おれは……母ちゃんに逃がされた。逃げて逃げて、逃げた先で、国境の検問にひっかかった。捕まってどこぞの牢屋にぶち込まれそうになったんだけど、ふざけた男がそこに割り込んで、おれを勝手に『同行者』にした」
 その「ふざけた男」がデミルだったのだ。イゼットは少しおかしくなったが、笑顔は表面に出てこなかった。かわりに、つとめて穏やかに、少年に言葉をかける。
「それで今……二人で旅をしているわけだ」
「そう。むこうもクルク族の戦力を欲しがってたし、おれも行き場はなかったから、ちょうどよかったんだ」
 呟きながら、アンダは膝を抱える。緑の衣にゆるやかなしわが寄る。その姿勢のまま、彼はふと、遠くを見るような視線をイゼットに向けた。

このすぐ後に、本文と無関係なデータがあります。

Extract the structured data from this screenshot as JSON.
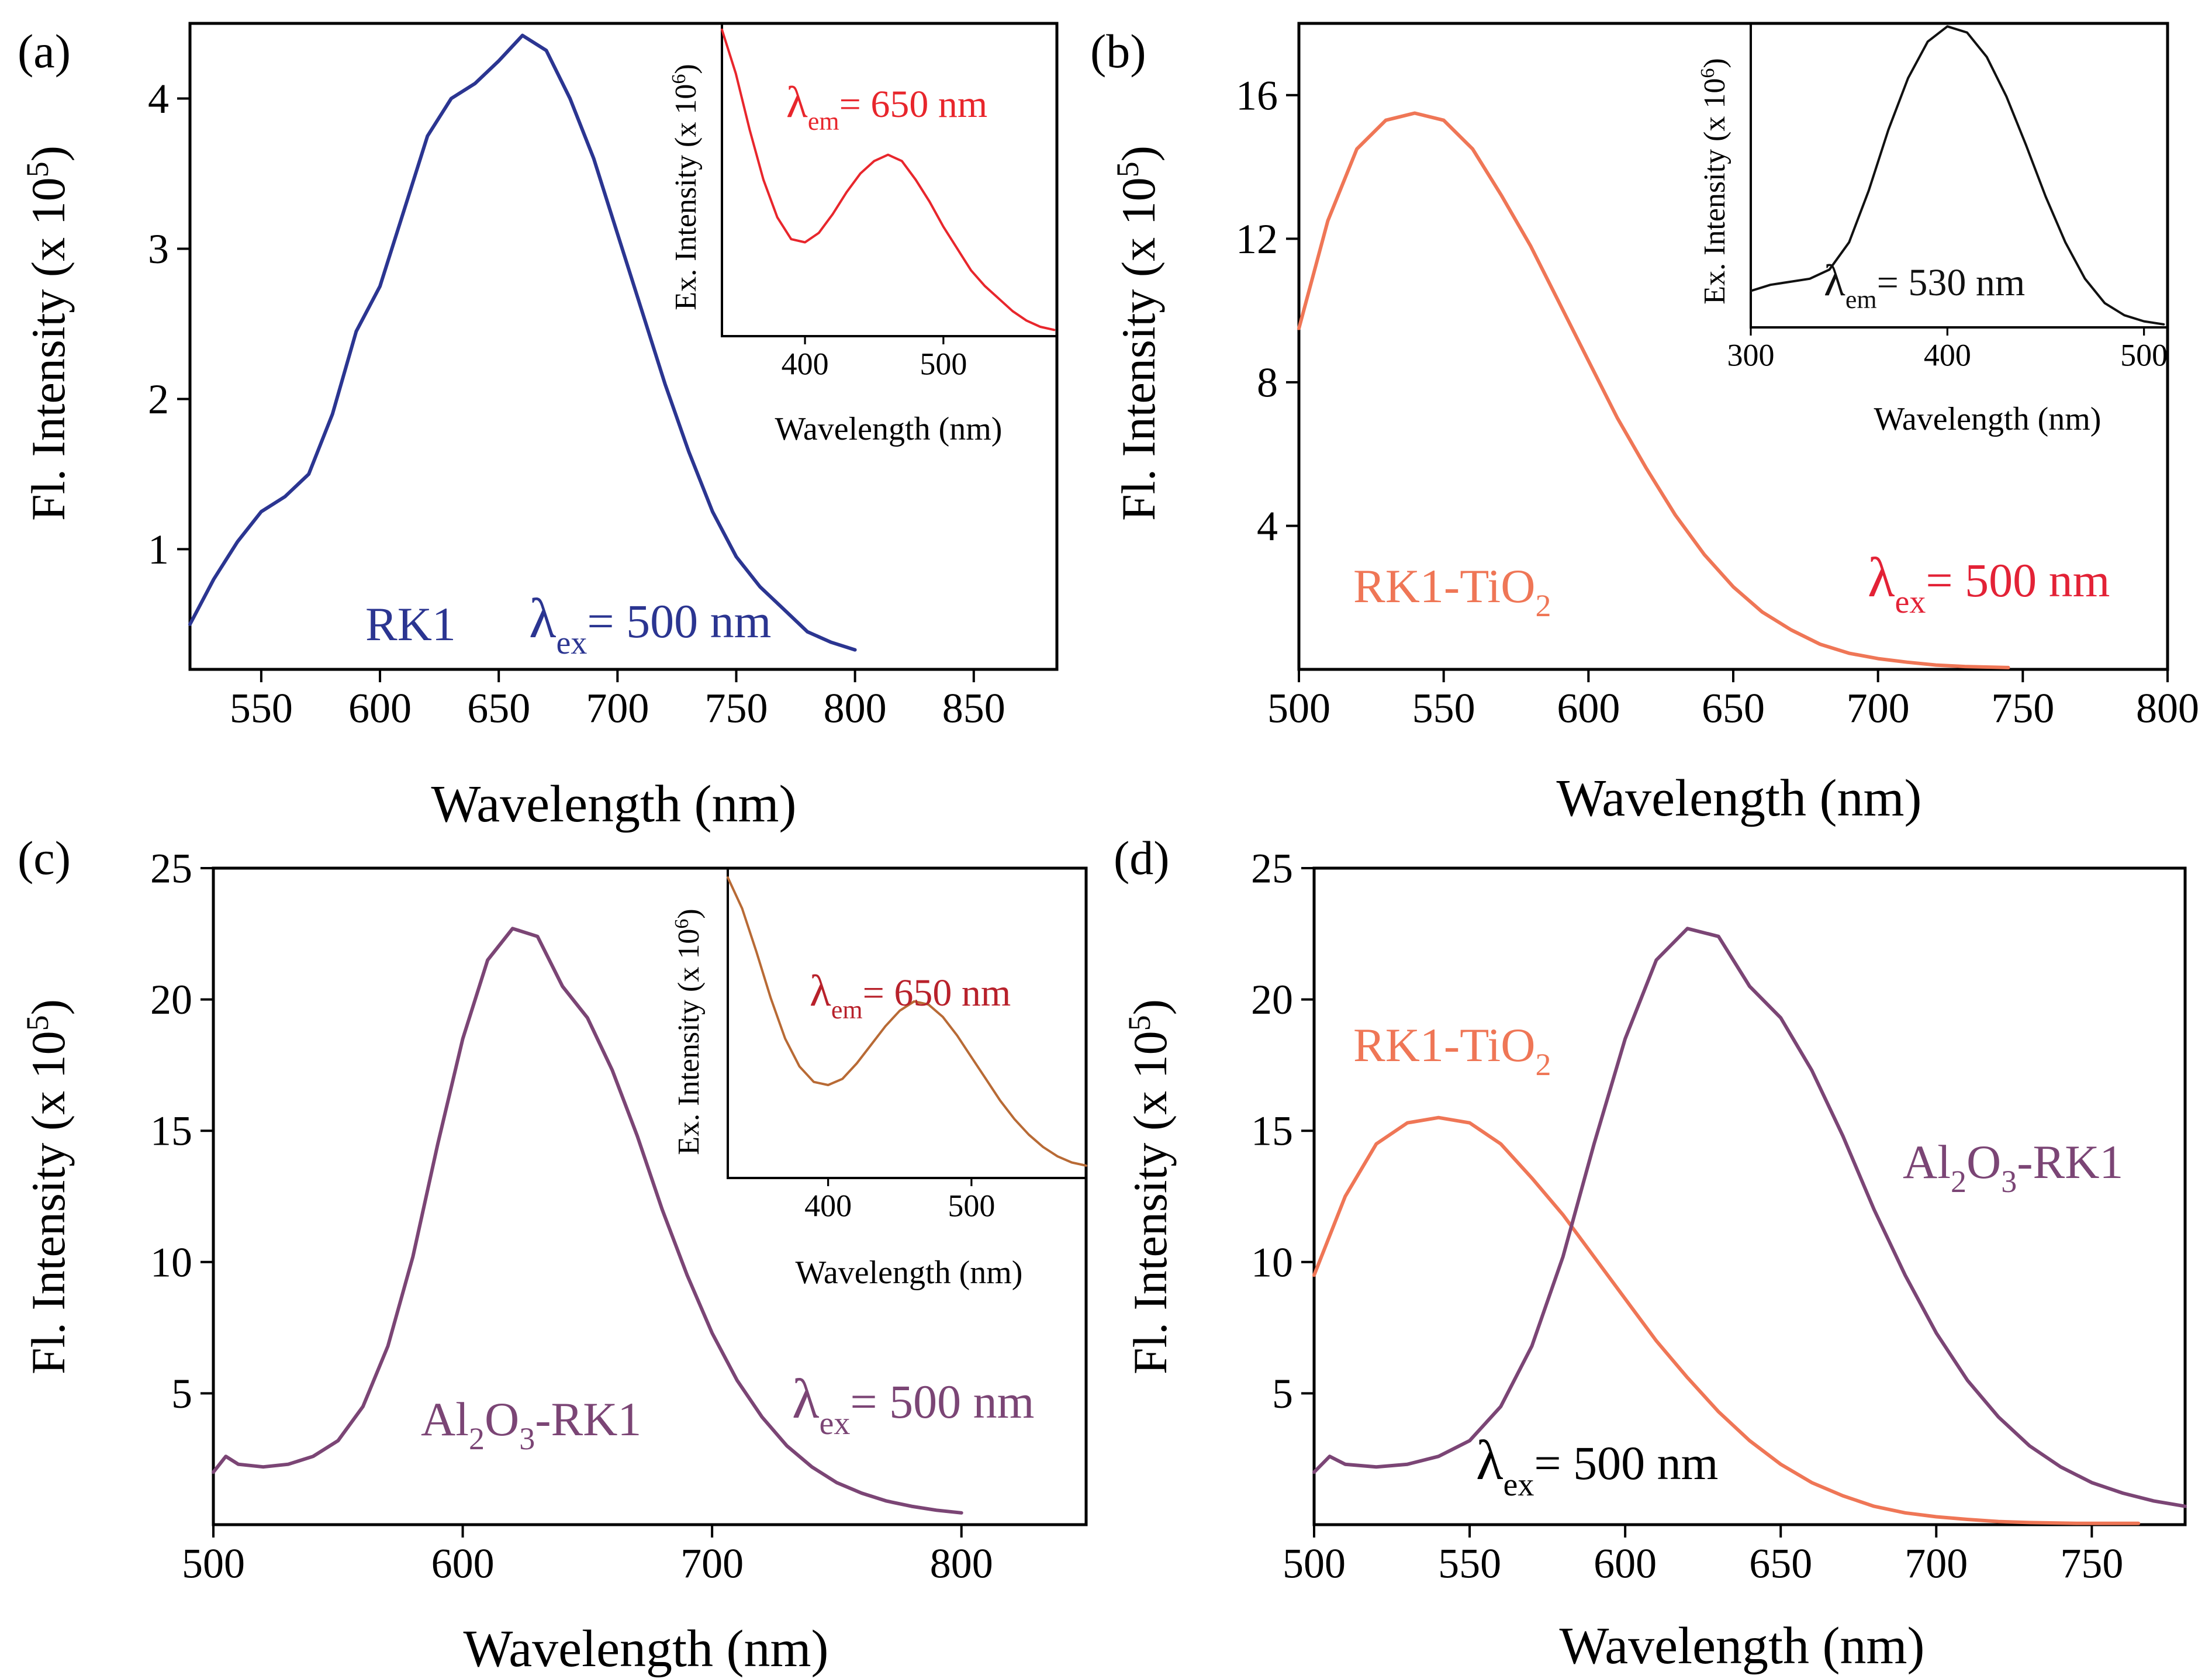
{
  "colors": {
    "rk1": "#2b3591",
    "tio2": "#ef7656",
    "al2o3": "#7b4575",
    "inset_a": "#e8262c",
    "inset_b": "#111111",
    "inset_c": "#b86a35",
    "label_red": "#e32236",
    "label_darkred": "#b8212b",
    "axis": "#000000"
  },
  "chart_data": [
    {
      "panel": "(a)",
      "type": "line",
      "xlabel": "Wavelength (nm)",
      "ylabel": "Fl. Intensity (x 10^5)",
      "xlim": [
        520,
        885
      ],
      "ylim": [
        0.2,
        4.5
      ],
      "xticks": [
        550,
        600,
        650,
        700,
        750,
        800,
        850
      ],
      "yticks": [
        1,
        2,
        3,
        4
      ],
      "series": [
        {
          "name": "RK1",
          "color_key": "rk1",
          "x": [
            520,
            530,
            540,
            550,
            560,
            570,
            580,
            590,
            600,
            610,
            620,
            630,
            640,
            650,
            660,
            670,
            680,
            690,
            700,
            710,
            720,
            730,
            740,
            750,
            760,
            770,
            780,
            790,
            800
          ],
          "y": [
            0.5,
            0.8,
            1.05,
            1.25,
            1.35,
            1.5,
            1.9,
            2.45,
            2.75,
            3.25,
            3.75,
            4.0,
            4.1,
            4.25,
            4.42,
            4.32,
            4.0,
            3.6,
            3.1,
            2.6,
            2.1,
            1.65,
            1.25,
            0.95,
            0.75,
            0.6,
            0.45,
            0.38,
            0.33
          ]
        }
      ],
      "annotations": {
        "sample": "RK1",
        "lambda": "λ",
        "sub": "ex",
        "value": "= 500 nm"
      },
      "inset": {
        "xlabel": "Wavelength (nm)",
        "ylabel": "Ex. Intensity (x 10^6)",
        "xlim": [
          340,
          582
        ],
        "ylim": [
          0,
          1
        ],
        "xticks": [
          400,
          500
        ],
        "series": [
          {
            "name": "Excitation",
            "color_key": "inset_a",
            "x": [
              340,
              350,
              360,
              370,
              380,
              390,
              400,
              410,
              420,
              430,
              440,
              450,
              460,
              470,
              480,
              490,
              500,
              510,
              520,
              530,
              540,
              550,
              560,
              570,
              580
            ],
            "y": [
              0.98,
              0.84,
              0.66,
              0.5,
              0.38,
              0.31,
              0.3,
              0.33,
              0.39,
              0.46,
              0.52,
              0.56,
              0.58,
              0.56,
              0.5,
              0.43,
              0.35,
              0.28,
              0.21,
              0.16,
              0.12,
              0.08,
              0.05,
              0.03,
              0.02
            ]
          }
        ],
        "annotations": {
          "lambda": "λ",
          "sub": "em",
          "value": "= 650 nm"
        }
      }
    },
    {
      "panel": "(b)",
      "type": "line",
      "xlabel": "Wavelength (nm)",
      "ylabel": "Fl. Intensity (x 10^5)",
      "xlim": [
        500,
        800
      ],
      "ylim": [
        0,
        18
      ],
      "xticks": [
        500,
        550,
        600,
        650,
        700,
        750,
        800
      ],
      "yticks": [
        4,
        8,
        12,
        16
      ],
      "series": [
        {
          "name": "RK1-TiO2",
          "color_key": "tio2",
          "x": [
            500,
            510,
            520,
            530,
            540,
            550,
            560,
            570,
            580,
            590,
            600,
            610,
            620,
            630,
            640,
            650,
            660,
            670,
            680,
            690,
            700,
            710,
            720,
            730,
            745
          ],
          "y": [
            9.5,
            12.5,
            14.5,
            15.3,
            15.5,
            15.3,
            14.5,
            13.2,
            11.8,
            10.2,
            8.6,
            7.0,
            5.6,
            4.3,
            3.2,
            2.3,
            1.6,
            1.1,
            0.7,
            0.45,
            0.3,
            0.2,
            0.12,
            0.08,
            0.05
          ]
        }
      ],
      "annotations": {
        "sample": "RK1-TiO",
        "sample_sub": "2",
        "lambda": "λ",
        "sub": "ex",
        "value": "= 500 nm"
      },
      "inset": {
        "xlabel": "Wavelength (nm)",
        "ylabel": "Ex. Intensity (x 10^6)",
        "xlim": [
          300,
          512
        ],
        "ylim": [
          0,
          1
        ],
        "xticks": [
          300,
          400,
          500
        ],
        "series": [
          {
            "name": "Excitation",
            "color_key": "inset_b",
            "x": [
              300,
              310,
              320,
              330,
              340,
              350,
              360,
              370,
              380,
              390,
              400,
              410,
              420,
              430,
              440,
              450,
              460,
              470,
              480,
              490,
              500,
              510
            ],
            "y": [
              0.12,
              0.14,
              0.15,
              0.16,
              0.19,
              0.28,
              0.45,
              0.65,
              0.82,
              0.94,
              0.99,
              0.97,
              0.89,
              0.76,
              0.6,
              0.43,
              0.28,
              0.16,
              0.08,
              0.04,
              0.02,
              0.01
            ]
          }
        ],
        "annotations": {
          "lambda": "λ",
          "sub": "em",
          "value": "= 530 nm"
        }
      }
    },
    {
      "panel": "(c)",
      "type": "line",
      "xlabel": "Wavelength (nm)",
      "ylabel": "Fl. Intensity (x 10^5)",
      "xlim": [
        500,
        850
      ],
      "ylim": [
        0,
        25
      ],
      "xticks": [
        500,
        600,
        700,
        800
      ],
      "yticks": [
        5,
        10,
        15,
        20,
        25
      ],
      "series": [
        {
          "name": "Al2O3-RK1",
          "color_key": "al2o3",
          "x": [
            500,
            505,
            510,
            520,
            530,
            540,
            550,
            560,
            570,
            580,
            590,
            600,
            610,
            620,
            630,
            640,
            650,
            660,
            670,
            680,
            690,
            700,
            710,
            720,
            730,
            740,
            750,
            760,
            770,
            780,
            790,
            800
          ],
          "y": [
            2.0,
            2.6,
            2.3,
            2.2,
            2.3,
            2.6,
            3.2,
            4.5,
            6.8,
            10.2,
            14.5,
            18.5,
            21.5,
            22.7,
            22.4,
            20.5,
            19.3,
            17.3,
            14.8,
            12.0,
            9.5,
            7.3,
            5.5,
            4.1,
            3.0,
            2.2,
            1.6,
            1.2,
            0.9,
            0.7,
            0.55,
            0.45
          ]
        }
      ],
      "annotations": {
        "sample": [
          "Al",
          "2",
          "O",
          "3",
          "-RK1"
        ],
        "lambda": "λ",
        "sub": "ex",
        "value": "= 500 nm"
      },
      "inset": {
        "xlabel": "Wavelength (nm)",
        "ylabel": "Ex. Intensity (x 10^6)",
        "xlim": [
          330,
          580
        ],
        "ylim": [
          0,
          1
        ],
        "xticks": [
          400,
          500
        ],
        "series": [
          {
            "name": "Excitation",
            "color_key": "inset_c",
            "x": [
              330,
              340,
              350,
              360,
              370,
              380,
              390,
              400,
              410,
              420,
              430,
              440,
              450,
              460,
              470,
              480,
              490,
              500,
              510,
              520,
              530,
              540,
              550,
              560,
              570,
              580
            ],
            "y": [
              0.97,
              0.87,
              0.73,
              0.58,
              0.45,
              0.36,
              0.31,
              0.3,
              0.32,
              0.37,
              0.43,
              0.49,
              0.54,
              0.57,
              0.56,
              0.52,
              0.46,
              0.39,
              0.32,
              0.25,
              0.19,
              0.14,
              0.1,
              0.07,
              0.05,
              0.04
            ]
          }
        ],
        "annotations": {
          "lambda": "λ",
          "sub": "em",
          "value": "= 650 nm"
        }
      }
    },
    {
      "panel": "(d)",
      "type": "line",
      "xlabel": "Wavelength (nm)",
      "ylabel": "Fl. Intensity (x 10^5)",
      "xlim": [
        500,
        780
      ],
      "ylim": [
        0,
        25
      ],
      "xticks": [
        500,
        550,
        600,
        650,
        700,
        750
      ],
      "yticks": [
        5,
        10,
        15,
        20,
        25
      ],
      "series": [
        {
          "name": "RK1-TiO2",
          "color_key": "tio2",
          "x": [
            500,
            510,
            520,
            530,
            540,
            550,
            560,
            570,
            580,
            590,
            600,
            610,
            620,
            630,
            640,
            650,
            660,
            670,
            680,
            690,
            700,
            710,
            720,
            730,
            745,
            765
          ],
          "y": [
            9.5,
            12.5,
            14.5,
            15.3,
            15.5,
            15.3,
            14.5,
            13.2,
            11.8,
            10.2,
            8.6,
            7.0,
            5.6,
            4.3,
            3.2,
            2.3,
            1.6,
            1.1,
            0.7,
            0.45,
            0.3,
            0.2,
            0.12,
            0.08,
            0.05,
            0.05
          ]
        },
        {
          "name": "Al2O3-RK1",
          "color_key": "al2o3",
          "x": [
            500,
            505,
            510,
            520,
            530,
            540,
            550,
            560,
            570,
            580,
            590,
            600,
            610,
            620,
            630,
            640,
            650,
            660,
            670,
            680,
            690,
            700,
            710,
            720,
            730,
            740,
            750,
            760,
            770,
            780
          ],
          "y": [
            2.0,
            2.6,
            2.3,
            2.2,
            2.3,
            2.6,
            3.2,
            4.5,
            6.8,
            10.2,
            14.5,
            18.5,
            21.5,
            22.7,
            22.4,
            20.5,
            19.3,
            17.3,
            14.8,
            12.0,
            9.5,
            7.3,
            5.5,
            4.1,
            3.0,
            2.2,
            1.6,
            1.2,
            0.9,
            0.7
          ]
        }
      ],
      "annotations": {
        "sample1": "RK1-TiO",
        "sample1_sub": "2",
        "sample2": [
          "Al",
          "2",
          "O",
          "3",
          "-RK1"
        ],
        "lambda": "λ",
        "sub": "ex",
        "value": "= 500 nm"
      }
    }
  ]
}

「『同族だからって、なんでも知ってると思うな。知る努力もしないで、言葉を振りかざすな』――あんたの、言う通りだった」
 ともすれば自分が忘れてしまいそうな過去を掘り起こされ、イゼットは耳を赤くする。アンダと初めて出会ったときのことが、突然、鮮やかに思い出された。――同時に、アンダが何を言いたいのかも、わかった気がした。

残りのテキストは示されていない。